Author: Michael Ashton

Michael Ashton, CFA
E-Piphany

Michael Ashton

Michael Ashton is Managing Principal at Enduring Investments LLC, a specialty consulting and investment management boutique that offers focused inflation-market expertise. He may be contacted through that site. He is on Twitter at @inflation_guy

Prior to founding Enduring Investments, Mr. Ashton worked as a trader, strategist, and salesman during a 20-year Wall Street career that included tours of duty at Deutsche Bank, Bankers Trust, Barclays Capital, and J.P. Morgan.

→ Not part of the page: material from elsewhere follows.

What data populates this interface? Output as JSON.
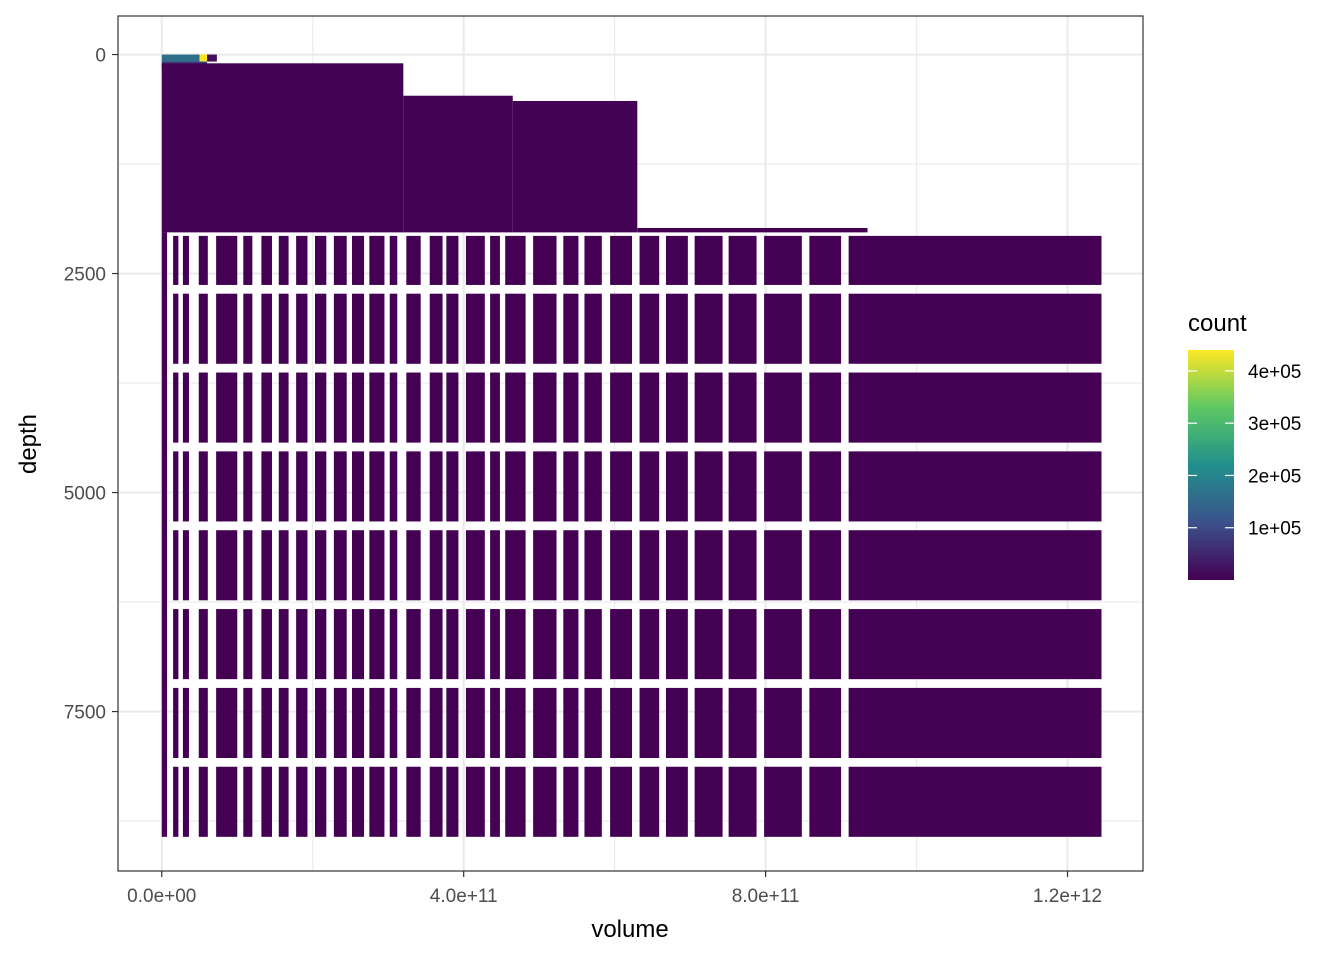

Since 2003 he has played an integral role in developing the U.S. inflation derivatives markets and is widely viewed as a premier subject matter expert on inflation products and inflation trading. While at Barclays, he traded the first interbank U.S. CPI swaps. He was primarily responsible for the creation of the CPI Futures contract that the Chicago Mercantile Exchange listed in February 2004 and was the lead market maker for that contract. Mr. Ashton has written extensively about the use of inflation-indexed products for hedging real exposures, including papers and book chapters on "Inflation and Commodities," "The Real-Feel Inflation Rate," "Hedging Post-Retirement Medical Liabilities," and "Liability-Driven Investment For Individuals." He frequently speaks in front of professional and retail audiences, both large and small. He runs the Inflation-Indexed Investing Association.

For many years, Mr. Ashton has written frequent market commentary, sometimes for client distribution and more recently for wider public dissemination. Mr. Ashton received a Bachelor of Arts degree in Economics from Trinity University in 1990 and was awarded his CFA charter in 2001.